For Lovers...and dreamers, too

Monday, April 21, 2008

As set out to do, I watched "Love Me If You Dare" (Jeux d'enfants) this past weekend. And quite frankly, I'm smitten. I cannot stop thinking about it. For anyone who indulges in French filmmaking, this is a film whose cinematography you can lavish in all over again because the director, Yann Samuell, does a wonderful job crafting a film that encompasses dark humor, childhood affection that grows into adulthood romance, and fairy tale-like special effects that bring it all to life.
The film's early scenes offer undeniable parallels with Jean-Pierre Jeunet's "Amelie". From the bold saturation of greens, reds, and yellows that could rival a Toulouse Lautrec painting, to the fairy tale-like sequence of one character literally falling away like water, slipping into another dimension over the prospect of losing love. Both films also feature slightly outcast younger versions of the older protagonists (Sophie and Julien; Amelie and Nino Quincampoix) being taunted by fellow schoolmates. Not to mention the death of one of the character's mothers who is then left to be raised by his/her father, which also occurred in "Amelie." But the parallels cease once the characters grow older, as "Jeux d'enfants" creates its own unique air of humor, wit, seduction, and exhilaration.

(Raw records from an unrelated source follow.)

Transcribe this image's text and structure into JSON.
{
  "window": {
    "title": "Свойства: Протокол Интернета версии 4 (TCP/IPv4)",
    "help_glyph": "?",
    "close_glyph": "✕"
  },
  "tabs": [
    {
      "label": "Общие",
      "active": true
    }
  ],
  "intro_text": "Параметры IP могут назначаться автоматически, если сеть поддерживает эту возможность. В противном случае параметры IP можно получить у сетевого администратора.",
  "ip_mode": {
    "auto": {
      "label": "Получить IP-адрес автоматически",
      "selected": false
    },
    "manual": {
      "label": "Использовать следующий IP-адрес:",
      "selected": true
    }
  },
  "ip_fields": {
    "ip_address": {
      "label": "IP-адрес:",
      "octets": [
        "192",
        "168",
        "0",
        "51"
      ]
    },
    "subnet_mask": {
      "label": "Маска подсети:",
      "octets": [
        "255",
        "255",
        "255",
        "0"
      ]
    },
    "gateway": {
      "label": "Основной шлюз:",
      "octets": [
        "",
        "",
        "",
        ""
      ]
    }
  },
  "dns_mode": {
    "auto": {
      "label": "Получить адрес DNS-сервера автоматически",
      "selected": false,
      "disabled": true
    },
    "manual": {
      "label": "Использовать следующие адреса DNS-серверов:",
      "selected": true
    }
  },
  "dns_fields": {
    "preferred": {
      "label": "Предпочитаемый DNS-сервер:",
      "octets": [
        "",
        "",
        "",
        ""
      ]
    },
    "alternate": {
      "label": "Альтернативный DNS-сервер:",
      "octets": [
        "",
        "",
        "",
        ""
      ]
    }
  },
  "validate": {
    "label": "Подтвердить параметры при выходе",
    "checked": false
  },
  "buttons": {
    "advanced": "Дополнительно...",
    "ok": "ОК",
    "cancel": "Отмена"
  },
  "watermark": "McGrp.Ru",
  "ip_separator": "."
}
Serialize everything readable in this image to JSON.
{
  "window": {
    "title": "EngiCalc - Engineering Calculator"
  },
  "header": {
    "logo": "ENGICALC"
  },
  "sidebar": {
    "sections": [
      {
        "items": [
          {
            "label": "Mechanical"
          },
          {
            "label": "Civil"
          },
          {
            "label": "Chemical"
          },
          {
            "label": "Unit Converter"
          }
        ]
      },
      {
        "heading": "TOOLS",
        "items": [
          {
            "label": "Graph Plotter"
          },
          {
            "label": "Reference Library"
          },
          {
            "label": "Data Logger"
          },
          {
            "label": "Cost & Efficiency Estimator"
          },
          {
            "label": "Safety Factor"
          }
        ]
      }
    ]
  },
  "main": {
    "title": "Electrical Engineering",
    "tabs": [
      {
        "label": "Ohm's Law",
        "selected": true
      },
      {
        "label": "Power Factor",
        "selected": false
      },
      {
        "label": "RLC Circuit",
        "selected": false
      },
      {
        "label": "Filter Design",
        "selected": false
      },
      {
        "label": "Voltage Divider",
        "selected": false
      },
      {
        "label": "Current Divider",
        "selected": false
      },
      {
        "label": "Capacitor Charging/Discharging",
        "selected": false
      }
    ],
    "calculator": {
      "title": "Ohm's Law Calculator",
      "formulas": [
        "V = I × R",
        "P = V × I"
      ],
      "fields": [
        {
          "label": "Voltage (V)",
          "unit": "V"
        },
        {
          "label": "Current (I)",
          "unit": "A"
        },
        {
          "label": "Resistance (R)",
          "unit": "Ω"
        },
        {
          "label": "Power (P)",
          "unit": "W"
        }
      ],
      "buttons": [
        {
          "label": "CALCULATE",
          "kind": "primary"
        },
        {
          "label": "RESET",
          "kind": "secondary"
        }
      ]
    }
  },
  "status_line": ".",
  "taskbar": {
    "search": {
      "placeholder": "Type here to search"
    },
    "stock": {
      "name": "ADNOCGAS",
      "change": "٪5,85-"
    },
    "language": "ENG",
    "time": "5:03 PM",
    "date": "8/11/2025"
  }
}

It's a beautifully crafted love story that also serves as a fairy tale for adults. Marion Cotillard as "Sophie" was a gem to watch, as was Guillame Canet who portrayed "Julien". I loved that the easy chemistry between the younger Sophie and Julien was still very much evident in the older characters, as sometimes in film the chemistry between two different cast members portraying the same character doesn't always translate so easily. The dialogue here is void of pretension or empty rhetoric that pretends to reflect on existentialism. In fact, each character's retort is smooth, witty and to the point even. Case in point: Sophie dares Julien to gain possession of the earrings of a random girl he was shamefully flirting with in front of her. This girl in particular is known for being promiscuous and Julien, having no remote interest in her only the dare itself, uses this to his advantage and ends up sleeping with the girl in the women's restroom. When they are done and the girl is about to leave, Julien is on his knees begging her for her earrings as a token of her memory. She gives up the earrings and Julien stands and asks if she believes in love at first sight. Believing she is being flattered the girl whispers "yes". Julien pauses, smirks, and calls her "naive" before slipping past her. He returns to Sophie and proudly places his accomplishment in her hand.
Even as they mask their true affection against their heart's better judgement, Sophie and Julien are eternal soul mates. They separate and reunite over different reasons for years at a time, but they're hearts are eternally bound by this game of dares they've played since childhood. The dares they perform for each other are merely delays in their coming to this realization.
"Jeux d'enfants" is more of an insulated love story; very few (if any) of the characters are let into Sophie and Julien's mixed love affair. Neither their families nor lovers are given an explanation for the connection the two share. The mystique of romance in France does not play as great a supporting role here as it did with "Amelie". In truth, it's one of the things I love most about " Jeux d'enfants." Their story is much too intimate and complex to use side stories as fillers. But don't get me wrong, I adore "Amelie"! :)
This wasn't meant to be a and the film's ending I won't spoil here. But I will say the ending will leave you wondering if you should see it as tragic or romantic. But either way I hope it stays with you, if you choose to believe in fairy tales.